The Coronavirus and Karma Theory
The coronavirus pandemic is one of “nature’s responses” to our ignoring the current ecological crisis, Pope Francis said in a recent interview:
We did not respond to the partial catastrophes. Who now speaks of the fires in Australia, or remembers that 18 months ago a boat could cross the North Pole because the glaciers had all melted? Who speaks now of the floods? I don’t know if these are the revenge of nature, but they are certainly nature’s responses.1
Certainly, the virus is a reminder of the age-old saying, As you sow so shall you reap, or, Every action has an equal and opposite reaction. The theory of karma has come vividly to life in this pandemic.
Could it be that our environment is an extension of our actions: peaceful and tranquil if our actions are positive and loving; full of strife and suffering if our actions are negative and destructive?
In the last fifty years our conversations have become more and more disturbing: global warming and climate change, melting glaciers, cities flooded by rising oceans, rivers either drying up or flowing at half their capacity, water wars, vanishing and near-extinct animal and plant species. A global wildlife trade worth billions of dollars, combined with intensified agriculture, deforestation, and urbanization, have brought people and animals closer together, creating greater opportunity for animal viruses to leap to humans: HIV, Ebola, SARS, MERS, now Covid-19, and many more.2
But nature does not harm itself: animals don’t kill themselves, rivers don’t dry up because of their own doing, vast swaths of forests don’t denude themselves, and diseases don’t jump from animals to humans for no reason.
According to scientists, animals are not the problem: we are. Perhaps now is the time to face our own role in the terrifying drama playing out around the world. Are we pushing the balance of nature to its limits? Is this some kind of karma for which we all must take responsibility?

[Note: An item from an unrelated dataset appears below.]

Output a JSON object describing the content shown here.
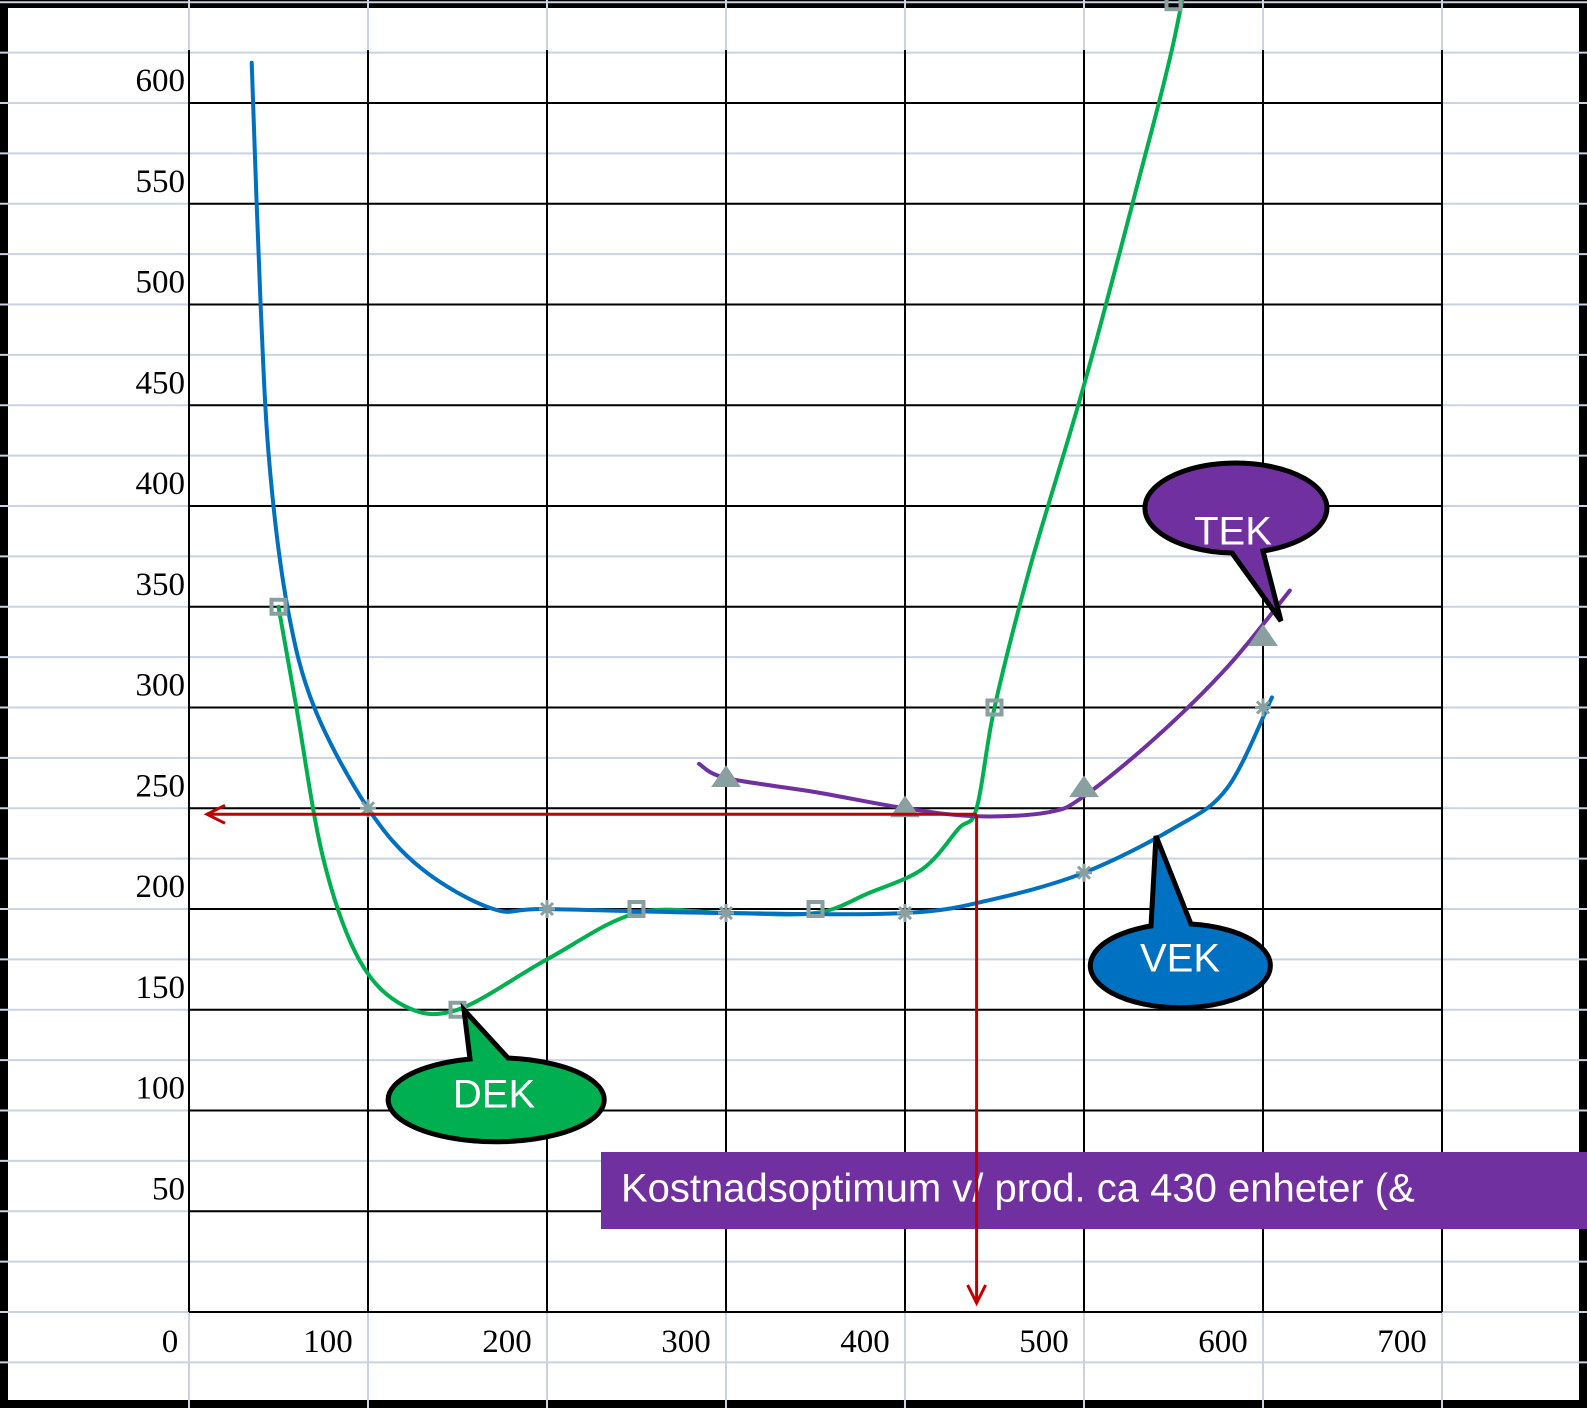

Most of us don’t believe we are directly responsible for causing this misery, perhaps because our conditioning is so strong that it clouds our judgment. We say we believe in God, that this world is God’s creation, that life in any form, from the smallest to the largest, is God-given. If that is true, we must face whether and how we are harming his creation. Are we causing fear, strife, pain, and disrespect to God’s creatures?
According to some estimates, more than 200 million land animals are killed for food around the world every day – that's 72 billion every year. Including wild caught and farmed fish, we get a total closer to 3 billion killed every day, which adds up to 1.1 trillion animals killed each year.3
It suits us to look the other way. After all, we are not the ones killing all those animals – other people are doing that. But if those animals end up as food on our plates, if they are being slaughtered for us, then we are responsible. The same is true for all the other environmental damage being done to satisfy our demands.
One could say that karma and corona are both viruses – one the cause, the other the effect. Actions have consequences; the law of karma is clear about that. By hunting or farming animals and fish to satisfy our palate, we have created karma that must be accounted for. Who is to say that the coronavirus is not one of those consequences, as the Pope has pointed out?
Perhaps Mother Nature is reminding us to slow down – in our everyday lives and our collective rates of production and consumption; to think how little we need to live a simple life; to bring back the love, care, and warmth that we have forgotten in our race to amass all that does not really matter.
Perhaps we are being reminded to love and respect God’s creation, for it provides us with unlimited abundance, regardless of our religion, country, language, colour, creed, position, or wealth. To contemplate his gifts is truly humbling.
Perhaps we can use this pandemic to help us appreciate nature and one another more, to be more giving, more caring, more loving.
Perhaps the karma we are all undergoing is a plea for us to be more humble – to be better human beings.
Perhaps we are being told of a tomorrow that we can make better than our yesterday.